Archaeological Conservancy— 2011 Conservation and Heritage Management Award
The Archaeological Institute of America is pleased to present its 2011 Conservation and Heritage Management Award for excellence in the conservation of archaeological sites and collections to the Archaeological Conservancy.
Since 1980, under the leadership of founder and president Mark Michel, this nonprofit organization has worked to preserve archaeological heritage by acquiring or assisting in the acquisition of threatened archaeological sites throughout the United States. By partnering with state and local authorities as well as other not-for-profits, the Archaeological Conservancy has protected more than 300 sites. From the East St. Louis mound complex, an important center of the Mississippian culture, to the Erie Canal in New York to Ghost Dance in California, all periods of the nation’s history fall within the Conservancy’s protection.

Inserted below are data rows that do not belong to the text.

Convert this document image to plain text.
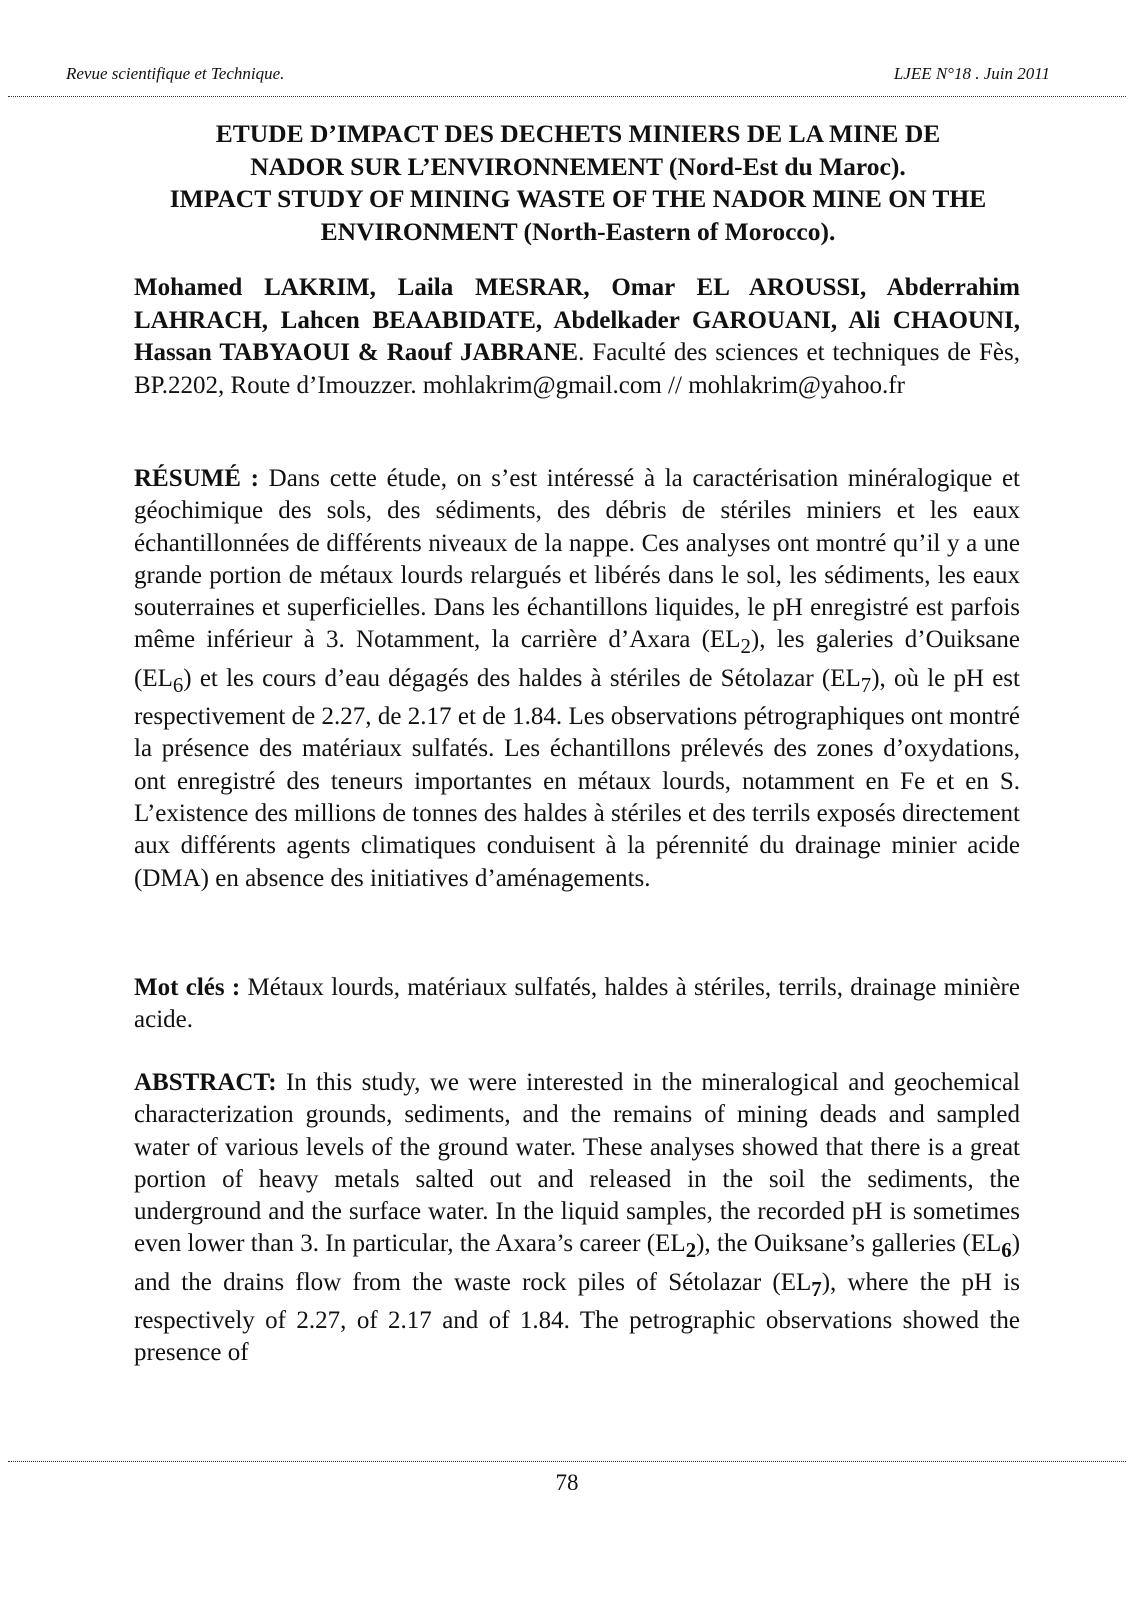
Revue scientifique et Technique.	LJEE N°18 . Juin 2011

ETUDE D’IMPACT DES DECHETS MINIERS DE LA MINE DE

NADOR SUR L’ENVIRONNEMENT (Nord-Est du Maroc).

IMPACT STUDY OF MINING WASTE OF THE NADOR MINE ON THE

ENVIRONMENT (North-Eastern of Morocco).

Mohamed LAKRIM, Laila MESRAR, Omar EL AROUSSI, Abderrahim LAHRACH, Lahcen BEAABIDATE, Abdelkader GAROUANI, Ali CHAOUNI, Hassan TABYAOUI & Raouf JABRANE. Faculté des sciences et techniques de Fès, BP.2202, Route d’Imouzzer. mohlakrim@gmail.com // mohlakrim@yahoo.fr

RÉSUMÉ : Dans cette étude, on s’est intéressé à la caractérisation minéralogique et géochimique des sols, des sédiments, des débris de stériles miniers et les eaux échantillonnées de différents niveaux de la nappe. Ces analyses ont montré qu’il y a une grande portion de métaux lourds relargués et libérés dans le sol, les sédiments, les eaux souterraines et superficielles. Dans les échantillons liquides, le pH enregistré est parfois même inférieur à 3. Notamment, la carrière d’Axara $(EL_2)$, les galeries d’Ouiksane $(EL_6)$ et les cours d’eau dégagés des haldes à stériles de Sétolazar $(EL_7)$, où le pH est respectivement de 2.27, de 2.17 et de 1.84. Les observations pétrographiques ont montré la présence des matériaux sulfatés. Les échantillons prélevés des zones d’oxydations, ont enregistré des teneurs importantes en métaux lourds, notamment en Fe et en S. L’existence des millions de tonnes des haldes à stériles et des terrils exposés directement aux différents agents climatiques conduisent à la pérennité du drainage minier acide (DMA) en absence des initiatives d’aménagements.

Mot clés : Métaux lourds, matériaux sulfatés, haldes à stériles, terrils, drainage minière acide.

ABSTRACT: In this study, we were interested in the mineralogical and geochemical characterization grounds, sediments, and the remains of mining deads and sampled water of various levels of the ground water. These analyses showed that there is a great portion of heavy metals salted out and released in the soil the sediments, the underground and the surface water. In the liquid samples, the recorded pH is sometimes even lower than 3. In particular, the Axara’s career $(EL_2)$, the Ouiksane’s galleries $(EL_6)$ and the drains flow from the waste rock piles of Sétolazar $(EL_7)$, where the pH is respectively of 2.27, of 2.17 and of 1.84. The petrographic observations showed the presence of

78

All the land directly held by the Conservancy is available for study by archaeologists, and many sites have been used in the training of students. The Archaeological Conservancy is a recent recipient of an AIA Site Preservation Grant for the Gault site in central Texas, one of the most prolific Clovis sites in America; their partnering with the Gault School of Archaeological Research for this work ensures ongoing educational efforts. In addition, their active outreach program includes tours, lectures, and the quarterly publication American Archaeology.
On behalf of the Archaeological Institute of America, it is an honor to present the 2011 Conservation and Heritage Management Award to the Archaeological Conservancy. President and CEO Mark Michel will accept the award on behalf of the Archaeological Conservancy.